Different centers, different needs

Campbell points out that lifestyle centers “demand a local, unique and one-of-a-kind mix of retailers versus only hosting national operators.” This retailer mix adds to the exclusive nature of the centers. Campbell adds that WS Development has had “great success attracting local owner-operators who bring a passion and love for their products and their business. Many products are handmade or strategically purchased to create a unique offering to the lifestyle center customer,” Campbell says.

Examples of such retailers include Denise Bruce with Camilley’s Closet and Ellen Kennedy with Hingham Bath & Body Shoppe—both of whom are located at Derby Street Shoppes in Hingham, MA.
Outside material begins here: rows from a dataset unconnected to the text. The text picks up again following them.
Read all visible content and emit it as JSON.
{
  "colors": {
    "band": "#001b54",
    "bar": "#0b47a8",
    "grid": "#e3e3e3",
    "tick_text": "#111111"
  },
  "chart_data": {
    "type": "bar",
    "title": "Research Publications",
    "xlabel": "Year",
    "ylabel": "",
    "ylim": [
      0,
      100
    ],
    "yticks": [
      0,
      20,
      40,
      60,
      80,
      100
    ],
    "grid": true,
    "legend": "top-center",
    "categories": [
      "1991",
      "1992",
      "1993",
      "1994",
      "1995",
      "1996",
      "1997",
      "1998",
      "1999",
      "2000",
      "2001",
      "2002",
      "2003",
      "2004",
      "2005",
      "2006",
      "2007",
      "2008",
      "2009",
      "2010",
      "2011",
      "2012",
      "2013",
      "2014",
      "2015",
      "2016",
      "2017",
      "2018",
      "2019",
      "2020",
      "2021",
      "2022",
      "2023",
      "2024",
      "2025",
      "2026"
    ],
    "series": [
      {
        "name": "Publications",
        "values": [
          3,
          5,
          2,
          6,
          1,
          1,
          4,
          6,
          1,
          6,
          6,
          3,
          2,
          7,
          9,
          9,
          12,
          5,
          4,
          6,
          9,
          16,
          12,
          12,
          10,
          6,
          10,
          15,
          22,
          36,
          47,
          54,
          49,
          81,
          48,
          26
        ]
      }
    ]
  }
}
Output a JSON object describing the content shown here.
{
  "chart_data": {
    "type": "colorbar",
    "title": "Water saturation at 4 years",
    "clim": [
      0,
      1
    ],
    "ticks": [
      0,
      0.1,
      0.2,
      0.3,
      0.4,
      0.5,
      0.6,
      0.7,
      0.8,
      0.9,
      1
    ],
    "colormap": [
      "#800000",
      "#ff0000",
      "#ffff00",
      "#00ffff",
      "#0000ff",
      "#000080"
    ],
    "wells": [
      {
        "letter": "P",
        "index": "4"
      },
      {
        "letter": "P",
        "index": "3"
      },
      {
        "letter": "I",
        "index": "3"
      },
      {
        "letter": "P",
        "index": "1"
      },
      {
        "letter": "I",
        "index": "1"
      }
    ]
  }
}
Camilley’s Closet combines designer handbags, scarves, jewelry and accessories with highly personal customer service and affordable prices. Bruce says her kiosk business brings “a touch of Soho to the South Shore,” (the southeastern suburbs of Boston).

For its part Hingham Bath and Body Shoppe offers premium personal care products including goat milk honey lotion. Over 50 fragrances are available through the kiosk’s “fragrance bar.”

Both stores have strong local roots and anticipate their customers’ wants and needs well.

Campbell warns against overdoing it in one product category—a diversity of product genres is important. Another message he has for fellow leasing managers: keep it fresh and keep it local as best you can.

“Finding unique vendors with unique merchandise offerings requires a lot of canvassing but the field work will pay dividends,” Campbell says. “You’ll find passionate retailers who love what they do and are willing to share that passion with their customers.”